The way most people have been taught to learn is outdated and dangerous. The modern world requires people to frequently reinvent themselves in order to survive and thrive. Sadly, too few have the most important skill to accomplish this: the ability to learn how to learn.
Many are taught in the most horrific way possible: the teacher-directed lecture. It has been proven that in traditional lecture classes an astonishing 50% of the students are more likely to fail. A famous Nobel Laureate once stated, “Traditional courses are simply unethical.”
Being a former middle school teacher, I could not agree more. There is plenty of data that scientifically proves the best ways people learn things. Unfortunately, many public schools, universities, and corporate training programs blatantly ignore it.
The following have proven to be the best methods to teach people the priceless trait of learning how to learn. Since most Americans are as illiterate about money as I am about carpentry, let’s use finance as the topic to apply these skills:
- Find meaning – You can’t just tell people something is important. They need to find this meaning for themselves in order to learn. Instead of saying “money is something you need to know about,” try to have your target audience relate the topic to someone they care about who had difficulty with finances. Then they can ponder what it would be like if they had the ability to offer assistance to this situation.

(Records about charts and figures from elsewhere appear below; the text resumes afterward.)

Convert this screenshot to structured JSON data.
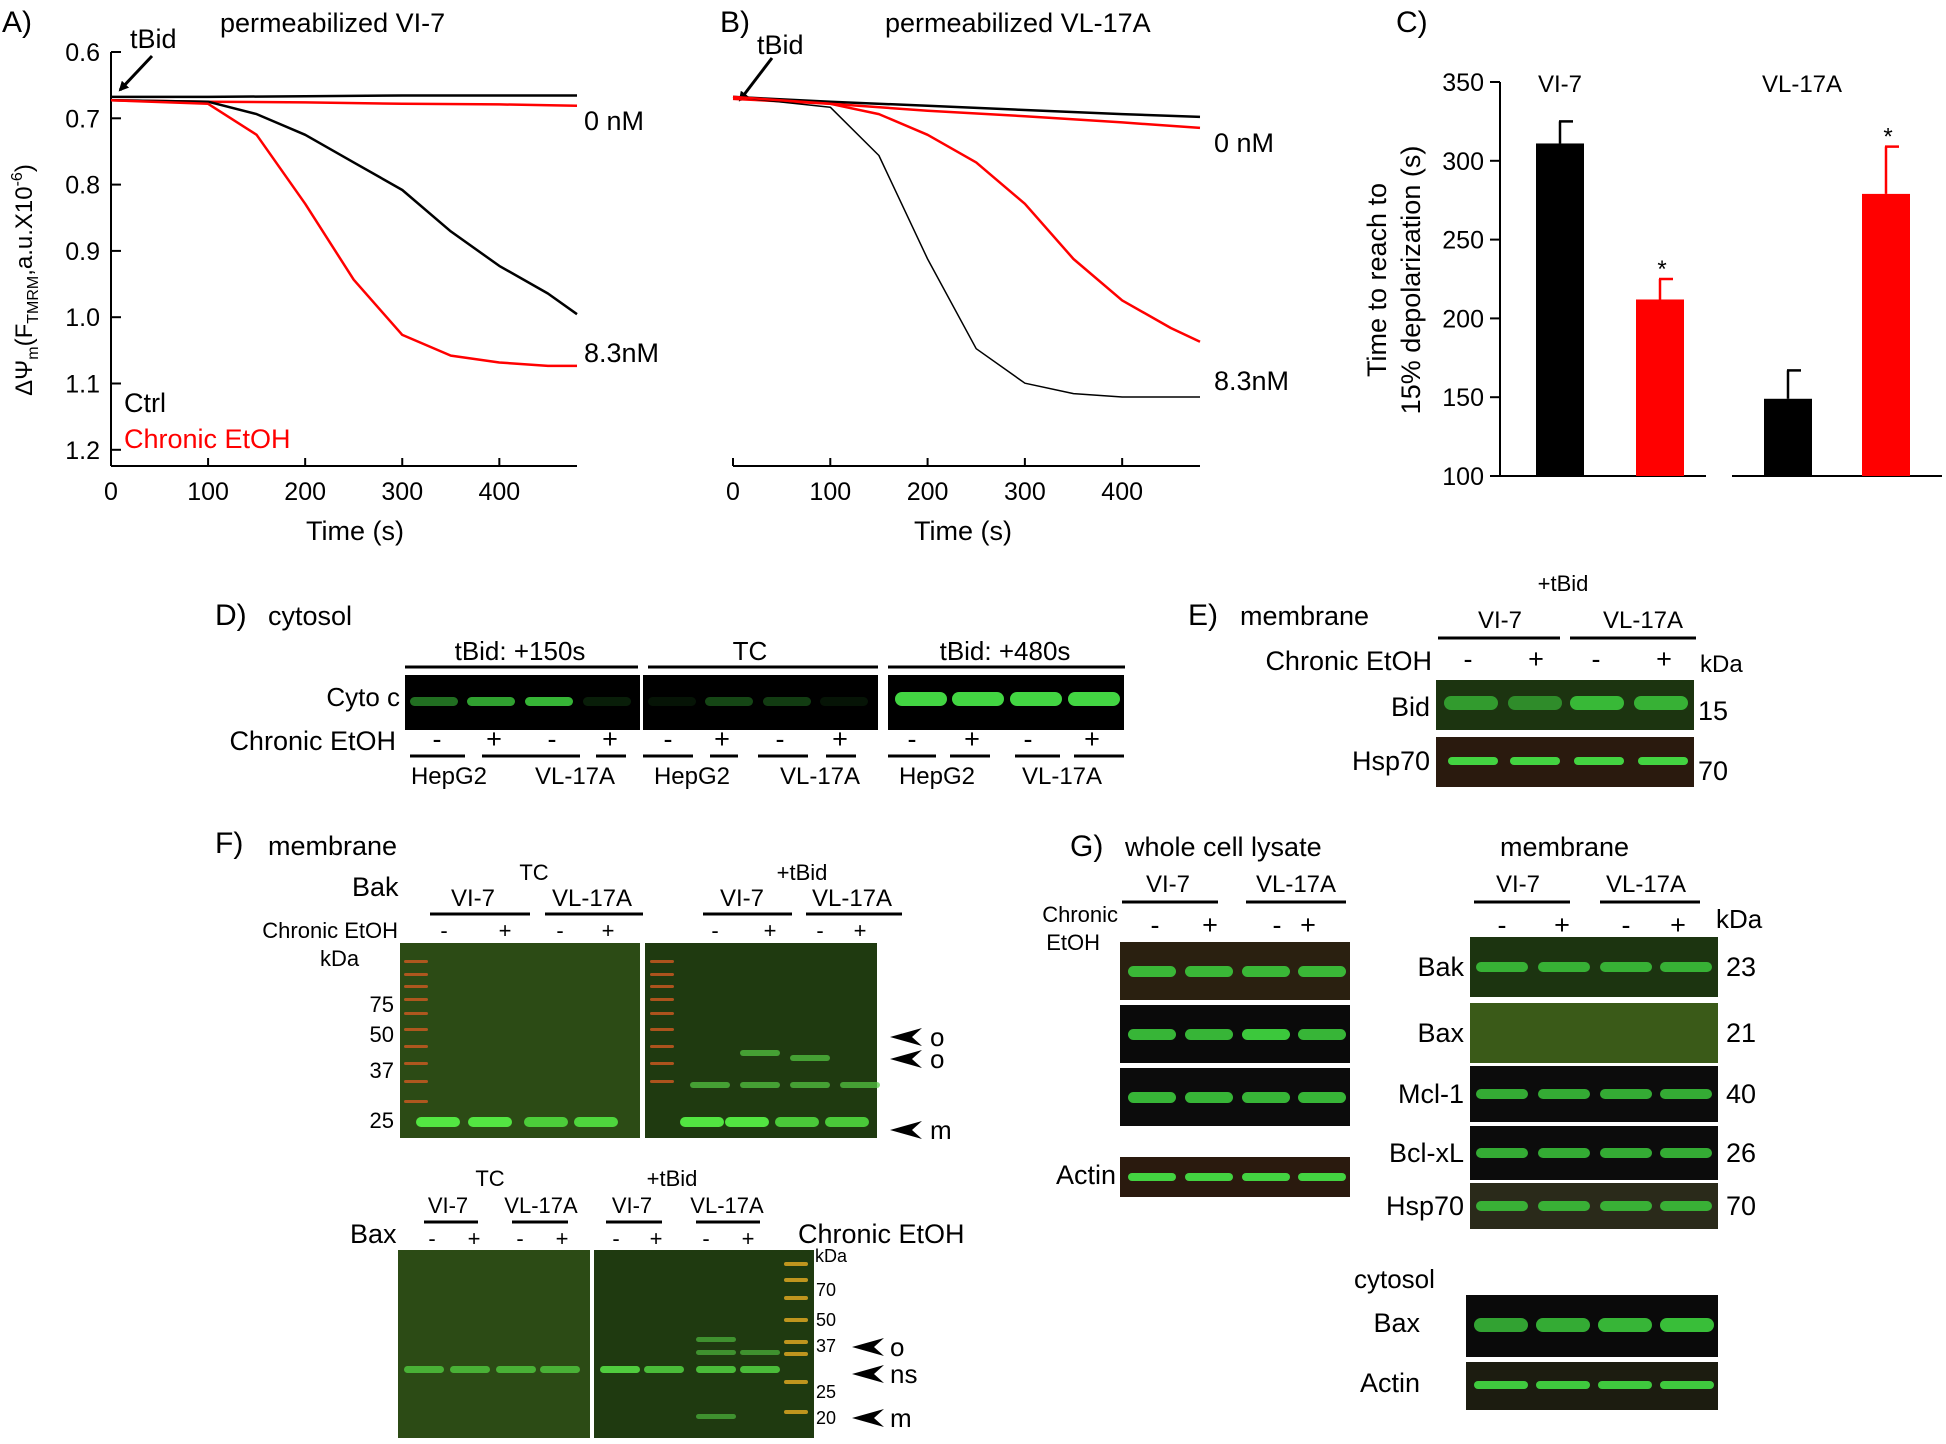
{
  "panel_a": {
    "letter": "A)",
    "title": "permeabilized VI-7",
    "arrow_label": "tBid",
    "ylabel": "ΔΨm(FTMRM,a.u.X10-6)",
    "ylabel_parts": {
      "main": "ΔΨ",
      "sub_m": "m",
      "open": "(F",
      "sub_t": "TMRM",
      "rest": ",a.u.X10",
      "sup": "-6",
      "close": ")"
    },
    "yticks": [
      "0.6",
      "0.7",
      "0.8",
      "0.9",
      "1.0",
      "1.1",
      "1.2"
    ],
    "xticks": [
      "0",
      "100",
      "200",
      "300",
      "400"
    ],
    "xlabel": "Time (s)",
    "label_0": "0 nM",
    "label_83": "8.3nM",
    "legend_ctrl": "Ctrl",
    "legend_etoh": "Chronic EtOH",
    "color_ctrl": "#000000",
    "color_etoh": "#ff0000"
  },
  "panel_b": {
    "letter": "B)",
    "title": "permeabilized VL-17A",
    "arrow_label": "tBid",
    "xticks": [
      "0",
      "100",
      "200",
      "300",
      "400"
    ],
    "xlabel": "Time (s)",
    "label_0": "0 nM",
    "label_83": "8.3nM"
  },
  "chart_data": [
    {
      "type": "line",
      "title": "permeabilized VI-7",
      "xlabel": "Time (s)",
      "ylabel": "ΔΨm(FTMRM,a.u.X10-6)",
      "xlim": [
        0,
        480
      ],
      "ylim": [
        0.6,
        1.2
      ],
      "y_inverted": true,
      "series": [
        {
          "name": "Ctrl 0 nM",
          "x": [
            0,
            100,
            200,
            300,
            400,
            480
          ],
          "y": [
            0.665,
            0.665,
            0.664,
            0.663,
            0.663,
            0.663
          ]
        },
        {
          "name": "Chronic EtOH 0 nM",
          "x": [
            0,
            100,
            200,
            300,
            400,
            480
          ],
          "y": [
            0.67,
            0.672,
            0.673,
            0.675,
            0.676,
            0.678
          ]
        },
        {
          "name": "Ctrl 8.3nM",
          "x": [
            0,
            100,
            150,
            200,
            250,
            300,
            350,
            400,
            450,
            480
          ],
          "y": [
            0.67,
            0.672,
            0.69,
            0.72,
            0.76,
            0.8,
            0.86,
            0.91,
            0.95,
            0.98
          ]
        },
        {
          "name": "Chronic EtOH 8.3nM",
          "x": [
            0,
            100,
            150,
            200,
            250,
            300,
            350,
            400,
            450,
            480
          ],
          "y": [
            0.67,
            0.675,
            0.72,
            0.82,
            0.93,
            1.01,
            1.04,
            1.05,
            1.055,
            1.055
          ]
        }
      ]
    },
    {
      "type": "line",
      "title": "permeabilized VL-17A",
      "xlabel": "Time (s)",
      "xlim": [
        0,
        480
      ],
      "ylim": [
        0.6,
        1.2
      ],
      "y_inverted": true,
      "series": [
        {
          "name": "Ctrl 0 nM",
          "x": [
            0,
            100,
            200,
            300,
            400,
            480
          ],
          "y": [
            0.665,
            0.672,
            0.678,
            0.684,
            0.69,
            0.694
          ]
        },
        {
          "name": "Chronic EtOH 0 nM",
          "x": [
            0,
            100,
            200,
            300,
            400,
            480
          ],
          "y": [
            0.668,
            0.675,
            0.685,
            0.693,
            0.702,
            0.71
          ]
        },
        {
          "name": "Ctrl 8.3nM",
          "x": [
            0,
            100,
            150,
            200,
            250,
            300,
            350,
            400,
            450,
            480
          ],
          "y": [
            0.665,
            0.68,
            0.75,
            0.9,
            1.03,
            1.08,
            1.095,
            1.1,
            1.1,
            1.1
          ]
        },
        {
          "name": "Chronic EtOH 8.3nM",
          "x": [
            0,
            100,
            150,
            200,
            250,
            300,
            350,
            400,
            450,
            480
          ],
          "y": [
            0.665,
            0.675,
            0.69,
            0.72,
            0.76,
            0.82,
            0.9,
            0.96,
            1.0,
            1.02
          ]
        }
      ]
    },
    {
      "type": "bar",
      "title": "",
      "ylabel": "Time to reach to 15% depolarization (s)",
      "ylim": [
        100,
        350
      ],
      "yticks": [
        100,
        150,
        200,
        250,
        300,
        350
      ],
      "categories": [
        "VI-7 Ctrl",
        "VI-7 Chronic EtOH",
        "VL-17A Ctrl",
        "VL-17A Chronic EtOH"
      ],
      "groups": [
        "VI-7",
        "VL-17A"
      ],
      "values": [
        311,
        212,
        149,
        279
      ],
      "errors": [
        14,
        13,
        18,
        30
      ],
      "significance": [
        "",
        "*",
        "",
        "*"
      ],
      "colors": [
        "#000000",
        "#ff0000",
        "#000000",
        "#ff0000"
      ]
    }
  ],
  "panel_c": {
    "letter": "C)",
    "group1": "VI-7",
    "group2": "VL-17A",
    "ylabel_line1": "Time to reach to",
    "ylabel_line2": "15% depolarization (s)",
    "yticks": [
      "100",
      "150",
      "200",
      "250",
      "300",
      "350"
    ],
    "star": "*"
  },
  "panel_d": {
    "letter": "D)",
    "title": "cytosol",
    "group1": "tBid: +150s",
    "group2": "TC",
    "group3": "tBid: +480s",
    "row_label": "Cyto c",
    "etoh_label": "Chronic EtOH",
    "minus": "-",
    "plus": "+",
    "cell1": "HepG2",
    "cell2": "VL-17A"
  },
  "panel_e": {
    "letter": "E)",
    "title": "membrane",
    "top": "+tBid",
    "cell1": "VI-7",
    "cell2": "VL-17A",
    "etoh_label": "Chronic EtOH",
    "kda": "kDa",
    "band1": "Bid",
    "band1_kda": "15",
    "band2": "Hsp70",
    "band2_kda": "70"
  },
  "panel_f": {
    "letter": "F)",
    "title": "membrane",
    "bak": "Bak",
    "bax": "Bax",
    "tc": "TC",
    "tbid": "+tBid",
    "cell1": "VI-7",
    "cell2": "VL-17A",
    "etoh_label": "Chronic EtOH",
    "kda": "kDa",
    "markers_top": [
      "75",
      "50",
      "37",
      "25"
    ],
    "markers_bottom": [
      "70",
      "50",
      "37",
      "25",
      "20"
    ],
    "arrow_o": "o",
    "arrow_m": "m",
    "arrow_ns": "ns"
  },
  "panel_g": {
    "letter": "G)",
    "title_left": "whole cell lysate",
    "title_right": "membrane",
    "cell1": "VI-7",
    "cell2": "VL-17A",
    "etoh_line1": "Chronic",
    "etoh_line2": "EtOH",
    "kda": "kDa",
    "actin": "Actin",
    "bands": [
      {
        "name": "Bak",
        "kda": "23"
      },
      {
        "name": "Bax",
        "kda": "21"
      },
      {
        "name": "Mcl-1",
        "kda": "40"
      },
      {
        "name": "Bcl-xL",
        "kda": "26"
      },
      {
        "name": "Hsp70",
        "kda": "70"
      }
    ],
    "cytosol": "cytosol",
    "cyto_bax": "Bax",
    "cyto_actin": "Actin"
  }
}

- Avoid cognitive overload – Short-term memory can only process so much information. Why do you think it is much easier to remember 911 rather than your friend’s seven-digit number? Think of the success of Nike’s slogan “Just do It.” Chunk the information in to bite-sized pieces. It is probably not a good idea to teach the difference between stocks and bonds, and explore monetary policy — all on the same day.
- Active learning works best – Put down the highlighter and stop mindlessly re-reading the same passage over and over. Instead quiz yourself on the material and ask good questions like: “Why is this material important to me?” This will stimulate your learning process. Every financial literacy class should end with a brief quiz to enhance retention.
- Utilize prior knowledge – It’s hard to learn about anything without some prior knowledge. Mnemonics (remember ROY G. BIV) and analogies work best. Teach how the stock market works by comparing it to markets that people know about already (e.g., supply and demand determine the price for your house; your favorite celebrity’s salary; and stocks).
- Space out the material and review – Distribute learning over time, and constantly review. Our memories come with a timer. If we don’t reengage, memory disappears. Just like students should not cram everything in the night before a test, adults need to learn about money over long periods time.
- Images work – Graphic organizers are excellent learning tools. They help people make connections and see things in a different way. Using charts and graphs is a much better way to teach people about money than reading 100 pages from Benjamin Graham’s Security Analysis.
- Make plenty of mistakes – According to Jeff Bezos, “I believe we are the best place in the world to fail (we have plenty of practice!), and failure and invention are inseparable twins.” Maybe that penny stock you bought and lost all your money on will be your greatest teacher.
- Rely on mastery rather than performance – Focus on the process rather than the outcome. Learning how markets work should be the goal, not buying a stock that will provide a higher return than your classmate’s pick.
- Write about what you learned – This forces you to think about your thinking and to ask yourself important questions. This form of active learning has proven to help in both understanding and retention. An essay about why it is important for you to learn about money would do wonders in helping to understand a difficult topic. Better yet, a group activity where students can teach each other what they have learned is an excellent way to reinforce their newly acquired knowledge.
- Create a diverse environment – Data shows that learning improves when people are around others from diverse environments. People will think more carefully before speaking and listen more attentively. Maybe financial literacy would improve if people heard voices from someone other than a middle-aged white man.
One more thing; it helps if the student feels the teacher actually cares about their best interests. When I taught in a tough city school, there was a girl who had the face of an angel but the mouth of a teamster. This lead to her cursing out the principal, among other incidents. One day, she came into class with a gash on her cheek, the results of the work of a box-cutter. Unfortunately, this was commonplace there.
When I saw this I asked her, “Do you believe in God?”
She was taken aback but answered, “Yes.”
I then said, “Do you realize that cut was inches from your jugular vein? Do you understand how close you were to being killed? Maybe God was trying to warn you that you should change your ways before something really bad happens.”
From that point on, I could tell she listened in class in a much different manner than prior to the incident.
When people think that you care, they learn more. This also goes for working with a fiduciary advisor who must look your for your best interests rather than a conflicted financial salesperson who does not. Learning about money from a trusted advisor who speaks the truth and cares about you will be the best way to understand your finances.
Learning does not have a comfort zone and requires hard, dedicated work. If you do this, you will be rewarded in ways that no amount of money could ever buy.